On Windows, however, the rendering step hits a practical edge: Chromium is downloaded and rendering succeeds, but cleanup fails when the library tries to delete its temporary user-data directory. The error is traced to a permissions issue during directory removal (using `shutil.rmtree`), and the presenter experiments with toggling error-ignoring behavior. Even with elevated privileges, deletion still fails, so a workaround is to avoid raising the exception and continue, or manually delete the temporary directory later.
Beyond basic parsing, the tutorial experiments with searching the DOM—using methods like `.find()` to locate elements such as links, IDs, divs, and table cells. The search syntax is shown to be quick, but also somewhat finicky, especially when targeting attributes or classes with spaces and when mixing selector-like patterns.
Finally, the walkthrough tests Requests-HTML’s pagination support, which can follow “next page” links automatically through an iterator-like interface. It appears to work on Reddit, but the pagination behavior is inconsistent on other sites. On Hacker News, the “next” traversal sometimes lands on the wrong page, suggesting that pagination detection is heuristic and may require tuning or improvement.
Overall, Requests-HTML is presented as a strong alternative to BeautifulSoup for straightforward HTML parsing and for cases where JavaScript-rendered content matters. The main caveats are platform-specific cleanup issues during rendering (notably on Windows) and imperfect pagination across different site structures.
Cornell Notes
Requests-HTML offers a streamlined way to fetch and parse HTML in Python, with convenience methods for links, formatted vs raw HTML, response metadata, and DOM searching. Its standout feature is JavaScript rendering: calling `.render()` executes page scripts so elements populated after load become queryable. In practice, rendering works, but on Windows the library can fail to delete its temporary Chromium user-data directory due to permissions, requiring a workaround or manual cleanup. Pagination support can follow “next” links automatically, but results vary by site, indicating heuristic limitations. The net effect: fast HTML parsing with optional JS execution, plus some rough edges around cleanup and pagination reliability.
How does Requests-HTML make basic HTML parsing easier than manual parsing?
What’s the difference between raw HTML and formatted HTML in this workflow?
How does JavaScript rendering work, and what does it enable?
What problem appears during `.render()` on Windows, and how is it handled?
How does pagination support behave, and why is it unreliable across sites?
What does `.find()` help with, and what are common friction points?
Review Questions
- When would you choose `raw_html` over formatted HTML, and what practical benefit does formatting provide?
- What steps are required to query elements that only appear after JavaScript runs?

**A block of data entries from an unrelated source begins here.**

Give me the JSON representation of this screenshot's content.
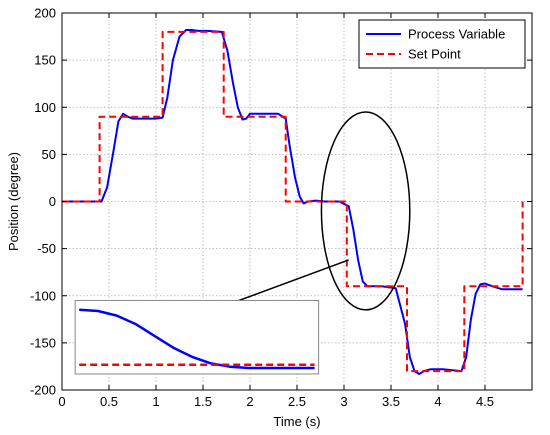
{
  "chart_data": {
    "type": "line",
    "title": "",
    "xlabel": "Time (s)",
    "ylabel": "Position (degree)",
    "xlim": [
      0,
      5
    ],
    "ylim": [
      -200,
      200
    ],
    "xticks": [
      0,
      0.5,
      1,
      1.5,
      2,
      2.5,
      3,
      3.5,
      4,
      4.5
    ],
    "yticks": [
      200,
      150,
      100,
      50,
      0,
      -50,
      -100,
      -150,
      -200
    ],
    "xtick_labels": [
      "0",
      "0.5",
      "1",
      "1.5",
      "2",
      "2.5",
      "3",
      "3.5",
      "4",
      "4.5"
    ],
    "ytick_labels": [
      "200",
      "150",
      "100",
      "50",
      "0",
      "-50",
      "-100",
      "-150",
      "-200"
    ],
    "grid": true,
    "legend_position": "top-right",
    "series": [
      {
        "name": "Process Variable",
        "color": "#0000ff",
        "style": "solid",
        "x": [
          0,
          0.42,
          0.48,
          0.55,
          0.6,
          0.65,
          0.7,
          0.75,
          0.82,
          1.0,
          1.07,
          1.12,
          1.18,
          1.25,
          1.32,
          1.38,
          1.45,
          1.55,
          1.7,
          1.76,
          1.82,
          1.87,
          1.92,
          1.96,
          2.0,
          2.08,
          2.15,
          2.3,
          2.38,
          2.42,
          2.48,
          2.53,
          2.57,
          2.62,
          2.7,
          2.8,
          2.95,
          3.05,
          3.1,
          3.15,
          3.2,
          3.25,
          3.3,
          3.4,
          3.55,
          3.65,
          3.7,
          3.75,
          3.8,
          3.85,
          3.92,
          4.05,
          4.25,
          4.3,
          4.35,
          4.4,
          4.45,
          4.5,
          4.58,
          4.68,
          4.9
        ],
        "y": [
          0,
          0,
          15,
          55,
          85,
          93,
          90,
          88,
          88,
          88,
          89,
          110,
          150,
          175,
          182,
          182,
          181,
          181,
          180,
          160,
          125,
          100,
          87,
          88,
          93,
          93,
          93,
          93,
          88,
          60,
          25,
          5,
          -2,
          0,
          1,
          0,
          0,
          -5,
          -30,
          -62,
          -85,
          -90,
          -90,
          -90,
          -92,
          -130,
          -165,
          -180,
          -183,
          -180,
          -178,
          -178,
          -180,
          -165,
          -125,
          -98,
          -88,
          -87,
          -90,
          -93,
          -93
        ]
      },
      {
        "name": "Set Point",
        "color": "#ff0000",
        "style": "dashed",
        "x": [
          0,
          0.4,
          0.4,
          1.07,
          1.07,
          1.72,
          1.72,
          2.38,
          2.38,
          3.03,
          3.03,
          3.67,
          3.67,
          4.28,
          4.28,
          4.9,
          4.9
        ],
        "y": [
          0,
          0,
          90,
          90,
          180,
          180,
          90,
          90,
          0,
          0,
          -90,
          -90,
          -180,
          -180,
          -90,
          -90,
          0
        ]
      }
    ],
    "annotations": [
      {
        "type": "zoom_circle",
        "center": [
          3.23,
          -10
        ],
        "radius_x": 0.47,
        "radius_y": 105
      },
      {
        "type": "arrow",
        "from": [
          3.05,
          -62
        ],
        "to": [
          1.53,
          -118
        ]
      },
      {
        "type": "inset",
        "x_range": [
          0.14,
          2.73
        ],
        "y_range": [
          -105,
          -183
        ],
        "data": {
          "process_variable": {
            "t": [
              0,
              0.08,
              0.16,
              0.24,
              0.32,
              0.4,
              0.48,
              0.56,
              0.64,
              0.72,
              0.8,
              1.0
            ],
            "v": [
              0.08,
              0.1,
              0.17,
              0.3,
              0.48,
              0.66,
              0.8,
              0.9,
              0.95,
              0.97,
              0.97,
              0.97
            ]
          },
          "set_point": {
            "t": [
              0,
              1.0
            ],
            "v": [
              0.92,
              0.92
            ]
          }
        }
      }
    ]
  }
}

- Why might pagination work on one site but fail or misroute on another when using Requests-HTML?
Key Points
- 1
Install Requests-HTML with `pip install requests-html` and use Python 3.6+ as required by the latest release discussed.
- 2
Use the fetched page object to inspect response details like encoding, cookies, headers, and redirect status without extra plumbing.
- 3
Extract links directly into a deduplicated set using the library’s link helper methods.
- 4
Use `.render()` to execute JavaScript and make post-load DOM content available for `.find()` queries.
- 5
Expect Windows-specific rendering cleanup issues: Chromium temporary user-data directory deletion can fail due to permissions.
- 6
Pagination support can follow “next” links automatically, but heuristic detection may misidentify the correct next page on some sites.
- 7
For DOM searching, start with broader tag queries and refine selectors carefully, since attribute/class targeting can be sensitive to syntax.